Y de esa misma señal nace, tan fuertemente como un seísmo, la necesidad repentina, cuando ha sido ya el poema conquistado por el lector, de pregonar el tesoro descubierto a los cuatro vientos.

Por eso, los lectores de Mesanza -que serán miles con el tiempo- son probablemente los más fieles de cuantos hay.

Los que hemos tenido la suerte de traspasar las páginas del libro y encontrarnos con el poeta cara a cara, que somos unos cuantos, nos unimos en la unanimidad del juicio y la sentencia. Un poeta “contenido”, me decía la última vez que nos vimos, con una obra que no alcanza los 300 poemas -¡pero qué poemas! Un hombre discreto, caluroso y acogedor, que no ha distraído su mirada de su propio camino. Su genialidad le hubiera permitido ganar más lectores, más fama, más, en fin, vanidad. Sin embargo, ha optado por hacer camino de sus pasos y construir un mundo, a golpe de endecasílabo, tan particular, tan genial, que no podía pasar, sin vergüenza para muchos, sin entrar en la nómina de los poetas premiados con el Nacional de Poesía.

Una poética

Los reduccionismos y simplezas han hecho que cuaje la idea de que la poesía de Mesanza es una poesía esencialmente belicista.

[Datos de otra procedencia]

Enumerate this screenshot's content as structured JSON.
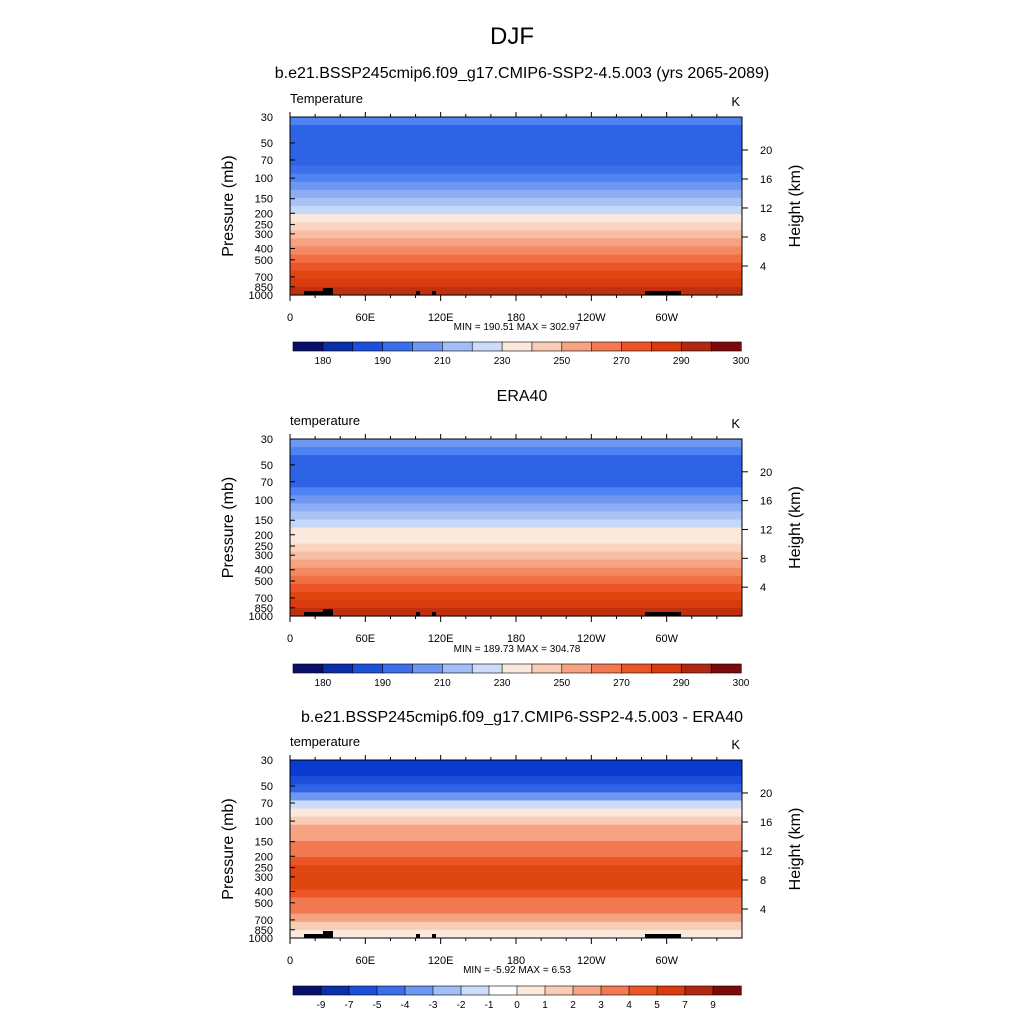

A partir de aquí, hay quienes han hecho piruetas y carambolas para lanzar otros calificativos que, además de demostrarse como absurdos, ponen de manifiesto una realidad: la obra de Mesanza, breve en comparación con la de todos o casi todos los poetas de su generación, es de una intensidad sin igual, plena de símbolos y de imágenes, repleta de sendas y caminos dispuestos para que el lector los recorra en busca de su propia elevación. Una obra, a fin de cuentas, que no admite el soslayo ni el garabateo de unos cuantos adjetivos; que necesita de una lectora profunda y de un lector dispuesto a quitarse los tópicos de un manotazo y quedar epatado.

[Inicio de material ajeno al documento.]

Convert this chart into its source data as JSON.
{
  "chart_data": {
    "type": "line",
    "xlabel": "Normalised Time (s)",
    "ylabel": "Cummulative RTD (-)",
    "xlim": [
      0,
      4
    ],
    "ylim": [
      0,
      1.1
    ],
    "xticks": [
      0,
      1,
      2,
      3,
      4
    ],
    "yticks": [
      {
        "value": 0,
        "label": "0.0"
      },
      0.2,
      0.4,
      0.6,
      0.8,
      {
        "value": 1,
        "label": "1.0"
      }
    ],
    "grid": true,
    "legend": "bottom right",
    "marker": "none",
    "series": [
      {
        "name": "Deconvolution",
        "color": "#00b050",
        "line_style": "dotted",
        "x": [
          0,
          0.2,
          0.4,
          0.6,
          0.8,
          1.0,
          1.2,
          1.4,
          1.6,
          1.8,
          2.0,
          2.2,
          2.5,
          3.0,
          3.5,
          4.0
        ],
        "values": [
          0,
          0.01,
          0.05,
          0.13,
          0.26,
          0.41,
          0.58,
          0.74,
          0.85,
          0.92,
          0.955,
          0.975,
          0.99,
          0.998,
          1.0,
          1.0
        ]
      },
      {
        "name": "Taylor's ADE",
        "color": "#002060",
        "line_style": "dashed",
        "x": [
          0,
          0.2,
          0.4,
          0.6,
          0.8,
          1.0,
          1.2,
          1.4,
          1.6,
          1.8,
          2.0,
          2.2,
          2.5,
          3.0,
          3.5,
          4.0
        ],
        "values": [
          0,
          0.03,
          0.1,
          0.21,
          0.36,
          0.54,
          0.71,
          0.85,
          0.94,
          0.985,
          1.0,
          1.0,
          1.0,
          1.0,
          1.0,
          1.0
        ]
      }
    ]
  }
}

Que existe un elemento bélico en la imaginería, en las palabras, es evidente. Sin embargo, la guerra en la poesía de Mesanza no es sino el encuentro de una realidad en la que, como en ninguna otra, se muestran desnudamente los más sangrantes vicios y las más altas virtudes del hombre. En un poema magnífico titulado Propósito, el poeta define su poética: “En estas once sílabas, el odio/en estas once, la mayor tristeza/y en éstas, la alegría de los hombres, /pero jamás la silenciosa nada”. Odio, tristeza, la mayor de las alegrías… ¡el hombre!

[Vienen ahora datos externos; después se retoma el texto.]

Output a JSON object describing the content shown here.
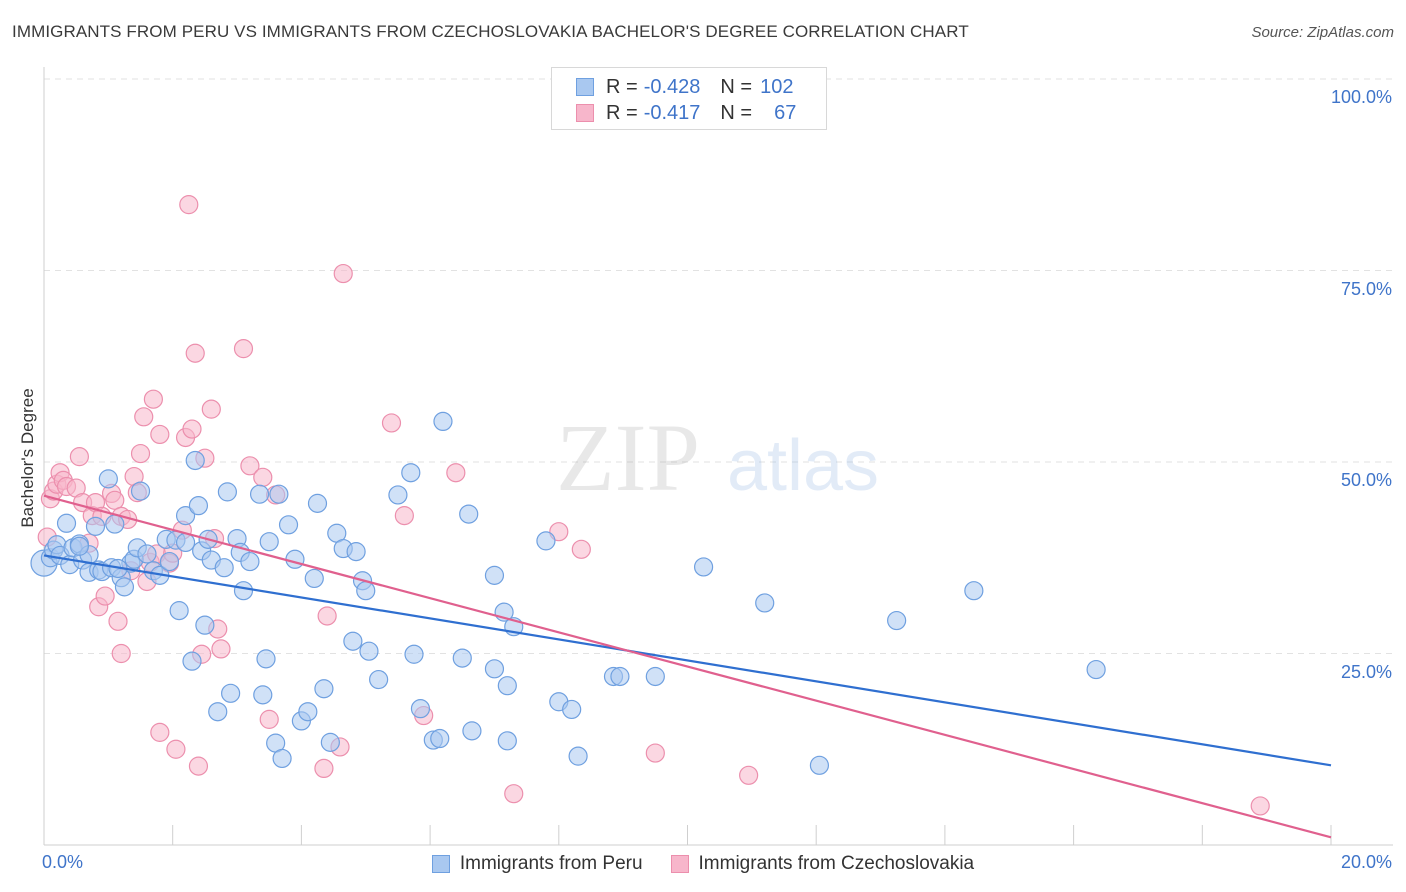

Pero nunca “la silenciosa nada”. El verso final desvela uno de los trazos que conforma el perfil de Mesanza. En la modernidad, o en parte de ella al menos, late una desconfianza cerval por el lenguaje, convirtiendo el hacer del poeta, en un hacer de artesanía que, en el fondo, desaparece cuando decae en una reflexión sobre la propia poesía que no conduce a nada. Pero Mesanza representa a la perfección a esa parte de la poesía contemporánea que, lejos de desconfiar de las palabras, asume el arte poético con toda su significación, con todo lo que de revelación tiene. Y las palabras, como puente, como pedazos de realidad que enseñan el mundo, lo muestran en su más honda verdad.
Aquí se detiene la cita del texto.